Iron Levels for fill

shoot-straight

Well-known member
May 17, 2016
45
Kennedyville, MD
#1
2 questions. Almost time to uncover and open the pool. I will have to add water most likely. Our well water has some (but not super high) iron in it. Dont know the exact amount, will be investing in a kit. What is the level where it becomes a problem? I of course had to add a bit of water from time to time last year, and I had to pump it down a few times as well. I do realize that it can accumulate over time but how much is too much?

I could pay for a tanker (partial), or try one of the iron "disposable filters"? Of course the store says they work great, some say they dont. Others say they only work up to a certain point. Thoughts?

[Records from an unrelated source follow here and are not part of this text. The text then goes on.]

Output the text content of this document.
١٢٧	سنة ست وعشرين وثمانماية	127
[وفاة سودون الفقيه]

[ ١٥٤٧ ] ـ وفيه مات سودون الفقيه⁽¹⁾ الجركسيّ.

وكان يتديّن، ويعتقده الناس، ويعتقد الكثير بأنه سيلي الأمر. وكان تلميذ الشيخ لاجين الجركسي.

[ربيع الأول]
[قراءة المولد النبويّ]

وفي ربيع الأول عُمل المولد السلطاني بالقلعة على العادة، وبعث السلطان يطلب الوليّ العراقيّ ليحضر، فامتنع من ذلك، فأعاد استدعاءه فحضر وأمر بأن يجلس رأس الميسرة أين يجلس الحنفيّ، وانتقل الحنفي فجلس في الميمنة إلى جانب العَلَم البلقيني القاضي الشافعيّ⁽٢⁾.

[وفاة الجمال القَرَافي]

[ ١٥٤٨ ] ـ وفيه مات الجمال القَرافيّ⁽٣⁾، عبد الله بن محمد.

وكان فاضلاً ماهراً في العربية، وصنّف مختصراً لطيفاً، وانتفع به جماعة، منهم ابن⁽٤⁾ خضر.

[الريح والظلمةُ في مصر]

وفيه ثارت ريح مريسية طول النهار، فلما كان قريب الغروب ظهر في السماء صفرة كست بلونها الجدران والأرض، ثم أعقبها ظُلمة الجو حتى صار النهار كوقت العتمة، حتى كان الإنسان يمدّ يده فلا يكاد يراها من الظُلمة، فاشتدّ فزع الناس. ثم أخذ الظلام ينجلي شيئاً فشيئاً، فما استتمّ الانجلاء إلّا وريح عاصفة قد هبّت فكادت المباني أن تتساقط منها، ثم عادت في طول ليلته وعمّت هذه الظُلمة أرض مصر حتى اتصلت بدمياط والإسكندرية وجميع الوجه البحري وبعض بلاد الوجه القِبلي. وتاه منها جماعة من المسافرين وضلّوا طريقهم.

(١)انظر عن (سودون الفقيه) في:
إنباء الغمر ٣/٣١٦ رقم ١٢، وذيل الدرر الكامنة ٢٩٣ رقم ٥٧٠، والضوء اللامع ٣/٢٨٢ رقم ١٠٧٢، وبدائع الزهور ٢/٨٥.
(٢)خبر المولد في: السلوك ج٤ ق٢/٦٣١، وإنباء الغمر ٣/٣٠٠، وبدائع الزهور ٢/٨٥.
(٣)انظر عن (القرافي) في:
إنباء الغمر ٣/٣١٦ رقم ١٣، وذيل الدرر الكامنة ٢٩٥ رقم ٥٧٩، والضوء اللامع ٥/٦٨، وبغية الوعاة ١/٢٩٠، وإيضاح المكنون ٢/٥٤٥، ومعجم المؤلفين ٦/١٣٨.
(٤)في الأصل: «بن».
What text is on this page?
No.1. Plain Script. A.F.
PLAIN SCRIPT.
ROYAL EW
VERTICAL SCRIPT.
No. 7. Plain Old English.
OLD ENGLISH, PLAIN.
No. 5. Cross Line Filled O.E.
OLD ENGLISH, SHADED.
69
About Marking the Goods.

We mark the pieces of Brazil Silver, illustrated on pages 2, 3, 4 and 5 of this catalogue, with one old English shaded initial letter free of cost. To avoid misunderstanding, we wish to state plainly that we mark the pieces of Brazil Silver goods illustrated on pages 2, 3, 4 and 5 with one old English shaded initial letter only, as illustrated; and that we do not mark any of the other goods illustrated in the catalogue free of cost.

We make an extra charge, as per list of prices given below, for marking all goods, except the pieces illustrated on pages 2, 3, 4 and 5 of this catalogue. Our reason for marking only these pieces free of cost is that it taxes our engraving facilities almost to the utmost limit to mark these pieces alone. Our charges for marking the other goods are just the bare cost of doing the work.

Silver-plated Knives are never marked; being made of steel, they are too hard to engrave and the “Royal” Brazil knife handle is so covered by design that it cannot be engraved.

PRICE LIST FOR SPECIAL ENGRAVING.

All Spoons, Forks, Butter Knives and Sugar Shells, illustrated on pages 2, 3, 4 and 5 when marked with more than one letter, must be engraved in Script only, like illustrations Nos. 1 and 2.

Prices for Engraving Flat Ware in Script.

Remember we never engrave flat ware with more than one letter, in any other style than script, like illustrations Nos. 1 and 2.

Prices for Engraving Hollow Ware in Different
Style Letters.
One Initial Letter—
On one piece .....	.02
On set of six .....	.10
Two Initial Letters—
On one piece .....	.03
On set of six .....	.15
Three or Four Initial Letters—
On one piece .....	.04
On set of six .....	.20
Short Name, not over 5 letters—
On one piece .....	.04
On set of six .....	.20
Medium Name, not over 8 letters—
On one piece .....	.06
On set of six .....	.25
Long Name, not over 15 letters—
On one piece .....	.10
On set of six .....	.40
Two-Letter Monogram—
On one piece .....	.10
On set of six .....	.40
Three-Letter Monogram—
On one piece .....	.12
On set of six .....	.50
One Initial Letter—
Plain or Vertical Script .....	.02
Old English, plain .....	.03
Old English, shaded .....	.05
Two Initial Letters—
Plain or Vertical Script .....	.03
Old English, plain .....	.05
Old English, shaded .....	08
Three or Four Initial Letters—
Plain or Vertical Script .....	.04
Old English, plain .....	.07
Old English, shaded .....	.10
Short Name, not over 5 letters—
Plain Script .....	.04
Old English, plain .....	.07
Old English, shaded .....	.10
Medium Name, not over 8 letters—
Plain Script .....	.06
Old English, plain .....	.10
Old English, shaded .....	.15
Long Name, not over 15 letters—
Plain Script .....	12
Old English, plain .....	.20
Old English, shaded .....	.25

We have a softener, but Im not about to run all that water through it.
 

JVTrain

TFP Expert
Feb 3, 2014
5,080
Central Minnesota
#2
0.3 ppm is the general rule for iron that will start to cause staining problems. However, if you allow your pH to climb into the 8.0 range, you can get staining at lower concentrations than that.

If you can avoid water with iron in it, I would do so.
 
Apr 13, 2017
5
Miamisburg, OH
#6
Our well has high iron, about 5-8ppm depending on time of year. We use a whole house sediment filter to get the 'red out' and then follow-on with a water softener. The water softener does the brunt of the work and removes the clear water iron. We fill our pool using a line connected to water softener - this seems to address our issues without spending a ton on supplemental chemicals. The softener also removes other hardness.

Really, we should have a dedicated backflushing iron filter - but our PH seems good and our setup seems to be working fine. The softener resin seems fine and it's been working this way for a few years without issue.
 

JVTrain

TFP Expert
Feb 3, 2014
5,080
Central Minnesota
#8
thanks for the info. tested yesterday, the well is .4 and my tap is 0 (didnt register on the test, softener)

likely am going to bring in the truckload. gonna test it before they dump though.
That's a good move. Not worth trying to save a few bucks and the extra hassle of an iron filter. If it's municipal water, you should be able to look up the metals content from their most recent testing via a city or county website.